Betreuungsfreistellung
Du hast auch Anspruch auf Pflegefreistellung, wenn die Person, die dein(e) Kind(er) normalerweise betreut während du bei der Arbeit bist, aus einem wichtigen persönlichen Grund kurzfristig ausgefallen ist. Ist beispielsweise der Großvater, der sich normalerweise nachmittags um das Kind kümmert, krank oder hatte einen Unfall, kannst du einen Nachmittag Pflegefreistellung nutzen, um dein Kind zu betreuen. Gründe, die dafür in Frage kommen, sind Erkrankungen, Unfälle, kurzfristige Krankenhausaufenthalte, Verbüßung einer Freiheitsstrafe oder Tod.
Begleitfreistellung
Muss das eigene Kind ins Krankenhaus und ist jünger als 10 Jahre, haben Eltern ebenfalls Anspruch auf Pflegefreistellung, um das Kind zu begleiten. Ist es für das medizinische Wohl des Kindes unbedingt erforderlich, dass es begleitet wird (z.B. aufgrund psychischer Probleme) kann dies auch für ältere Kinder gelten. Das gilt in jedem Fall für leibliche Kinder, aber auch für Kinder von deinem Ehepartner/eingetragenen Partner/Lebensgefährten, wenn ihr beide mit dem Kind im gemeinsamen Haushalt lebt.

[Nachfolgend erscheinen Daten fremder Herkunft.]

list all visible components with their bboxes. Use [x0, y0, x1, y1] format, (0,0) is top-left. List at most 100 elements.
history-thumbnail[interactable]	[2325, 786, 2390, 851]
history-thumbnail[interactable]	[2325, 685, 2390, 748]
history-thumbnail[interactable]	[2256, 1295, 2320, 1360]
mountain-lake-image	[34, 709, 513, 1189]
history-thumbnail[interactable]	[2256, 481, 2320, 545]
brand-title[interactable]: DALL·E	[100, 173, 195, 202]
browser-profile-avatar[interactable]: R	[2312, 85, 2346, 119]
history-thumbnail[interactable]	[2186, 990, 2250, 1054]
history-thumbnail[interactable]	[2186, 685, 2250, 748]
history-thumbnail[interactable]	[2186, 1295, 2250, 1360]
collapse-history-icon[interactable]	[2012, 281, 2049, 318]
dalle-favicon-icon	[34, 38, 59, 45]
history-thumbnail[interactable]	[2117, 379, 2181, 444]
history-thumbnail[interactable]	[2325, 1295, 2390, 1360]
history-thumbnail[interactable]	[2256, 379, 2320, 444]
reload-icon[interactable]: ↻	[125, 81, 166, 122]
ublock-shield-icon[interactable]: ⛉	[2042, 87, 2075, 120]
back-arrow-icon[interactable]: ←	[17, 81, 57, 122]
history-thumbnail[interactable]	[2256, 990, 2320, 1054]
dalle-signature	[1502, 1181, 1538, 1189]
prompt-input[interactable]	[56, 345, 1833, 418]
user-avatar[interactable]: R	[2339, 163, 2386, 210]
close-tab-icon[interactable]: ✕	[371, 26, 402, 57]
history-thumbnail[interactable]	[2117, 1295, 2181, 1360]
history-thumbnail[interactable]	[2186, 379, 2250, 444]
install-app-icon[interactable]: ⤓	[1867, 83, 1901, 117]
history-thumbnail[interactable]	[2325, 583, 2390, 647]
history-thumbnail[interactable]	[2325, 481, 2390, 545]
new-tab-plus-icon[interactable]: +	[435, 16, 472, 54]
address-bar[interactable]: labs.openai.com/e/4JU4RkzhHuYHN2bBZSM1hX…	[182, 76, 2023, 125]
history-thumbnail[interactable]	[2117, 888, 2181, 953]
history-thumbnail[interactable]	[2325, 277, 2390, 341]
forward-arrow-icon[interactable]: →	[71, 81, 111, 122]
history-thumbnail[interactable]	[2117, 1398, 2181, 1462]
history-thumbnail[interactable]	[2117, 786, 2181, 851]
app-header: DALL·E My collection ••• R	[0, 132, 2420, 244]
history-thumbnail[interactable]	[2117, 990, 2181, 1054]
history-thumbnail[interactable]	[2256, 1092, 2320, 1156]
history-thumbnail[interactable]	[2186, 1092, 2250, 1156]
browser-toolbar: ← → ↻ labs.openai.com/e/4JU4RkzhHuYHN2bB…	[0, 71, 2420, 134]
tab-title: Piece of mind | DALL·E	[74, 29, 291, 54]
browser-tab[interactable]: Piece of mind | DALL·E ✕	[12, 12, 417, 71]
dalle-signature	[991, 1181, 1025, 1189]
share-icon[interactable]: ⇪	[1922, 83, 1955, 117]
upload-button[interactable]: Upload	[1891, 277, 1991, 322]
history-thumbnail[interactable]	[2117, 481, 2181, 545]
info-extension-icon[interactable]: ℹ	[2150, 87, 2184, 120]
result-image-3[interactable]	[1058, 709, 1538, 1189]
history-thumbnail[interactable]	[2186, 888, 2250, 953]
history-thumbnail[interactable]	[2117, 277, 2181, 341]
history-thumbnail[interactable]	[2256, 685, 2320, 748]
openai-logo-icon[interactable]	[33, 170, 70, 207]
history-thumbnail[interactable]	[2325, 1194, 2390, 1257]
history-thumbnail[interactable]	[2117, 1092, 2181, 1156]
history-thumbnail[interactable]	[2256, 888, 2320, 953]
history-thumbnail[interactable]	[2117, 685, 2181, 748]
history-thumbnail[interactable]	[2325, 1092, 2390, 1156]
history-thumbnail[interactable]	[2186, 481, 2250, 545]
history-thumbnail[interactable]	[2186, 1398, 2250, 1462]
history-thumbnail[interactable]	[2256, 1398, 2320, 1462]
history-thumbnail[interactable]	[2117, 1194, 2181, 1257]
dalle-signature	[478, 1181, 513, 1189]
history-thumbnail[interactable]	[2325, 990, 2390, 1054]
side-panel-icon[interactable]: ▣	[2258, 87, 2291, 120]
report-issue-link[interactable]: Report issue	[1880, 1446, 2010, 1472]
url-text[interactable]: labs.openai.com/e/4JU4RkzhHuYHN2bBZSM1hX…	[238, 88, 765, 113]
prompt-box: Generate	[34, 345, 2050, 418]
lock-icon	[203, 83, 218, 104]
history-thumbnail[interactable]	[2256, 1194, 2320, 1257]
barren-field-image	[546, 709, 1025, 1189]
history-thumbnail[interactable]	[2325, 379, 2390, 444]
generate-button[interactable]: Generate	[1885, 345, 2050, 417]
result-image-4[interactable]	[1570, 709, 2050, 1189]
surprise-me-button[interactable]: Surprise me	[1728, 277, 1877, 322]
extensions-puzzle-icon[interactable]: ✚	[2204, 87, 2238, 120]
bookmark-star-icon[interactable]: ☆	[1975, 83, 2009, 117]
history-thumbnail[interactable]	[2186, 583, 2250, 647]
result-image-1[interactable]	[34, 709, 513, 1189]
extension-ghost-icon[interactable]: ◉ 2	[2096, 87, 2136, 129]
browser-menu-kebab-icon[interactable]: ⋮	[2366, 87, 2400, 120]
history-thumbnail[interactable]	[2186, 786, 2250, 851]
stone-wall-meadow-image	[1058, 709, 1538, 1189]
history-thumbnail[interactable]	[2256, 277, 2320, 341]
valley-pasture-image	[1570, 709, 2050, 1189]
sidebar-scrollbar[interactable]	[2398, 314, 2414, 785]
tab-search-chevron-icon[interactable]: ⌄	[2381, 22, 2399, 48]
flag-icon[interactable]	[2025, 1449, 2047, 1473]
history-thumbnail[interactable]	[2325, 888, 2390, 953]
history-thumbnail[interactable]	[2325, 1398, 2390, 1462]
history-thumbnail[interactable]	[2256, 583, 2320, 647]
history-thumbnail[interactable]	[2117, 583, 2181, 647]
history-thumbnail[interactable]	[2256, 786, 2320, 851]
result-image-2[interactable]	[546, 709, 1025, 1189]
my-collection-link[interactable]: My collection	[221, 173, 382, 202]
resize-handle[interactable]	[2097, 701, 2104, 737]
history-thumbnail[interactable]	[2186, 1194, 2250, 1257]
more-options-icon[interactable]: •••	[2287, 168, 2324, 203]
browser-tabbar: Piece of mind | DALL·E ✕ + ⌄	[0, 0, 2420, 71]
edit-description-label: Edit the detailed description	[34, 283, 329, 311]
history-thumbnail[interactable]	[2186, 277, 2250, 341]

#hokifyexpertentipp: Sollte der Pflegeurlaub nicht ausreichen oder ein anderer unvorhergesehener Vorfall eintreten, kannst du mit deiner Arbeitgeberin auch über unbezahlten Urlaub reden. In diesem Fall bist du von der Arbeit freigestellt, bekommst aber auch keine Entgeltfortzahlung.
Fazit
Pflegefreistellung ermöglicht es Arbeitnehmern, sich um kranke und pflegebedürftige Angehörige zu kümmern, ohne dadurch finanziellen Schaden davonzutragen. Besonders Eltern haben so die Möglichkeit, sich um erkrankte Kinder zu kümmern, ohne Urlaub nehmen zu müssen. Jeder Arbeitnehmer hat Anspruch auf eine Woche Pflegefreistellung im Jahr, die wochen-, tage- oder stundenweise aufgebraucht werden kann. Eltern von Kindern unter 12 Jahren haben Anspruch auf eine zusätzliche Woche. Pflegeurlaub muss so schnell wie möglich an die Arbeitgeberin gemeldet werden und darf nur genommen werden, wenn es keine andere Möglichkeit zur Betreuung und Pflege der Angehörigen gibt, wobei davon ausgegangen wird, dass die Pflege nicht an Dritte (z.B. Krankenpflegepersonal) übergeben wird.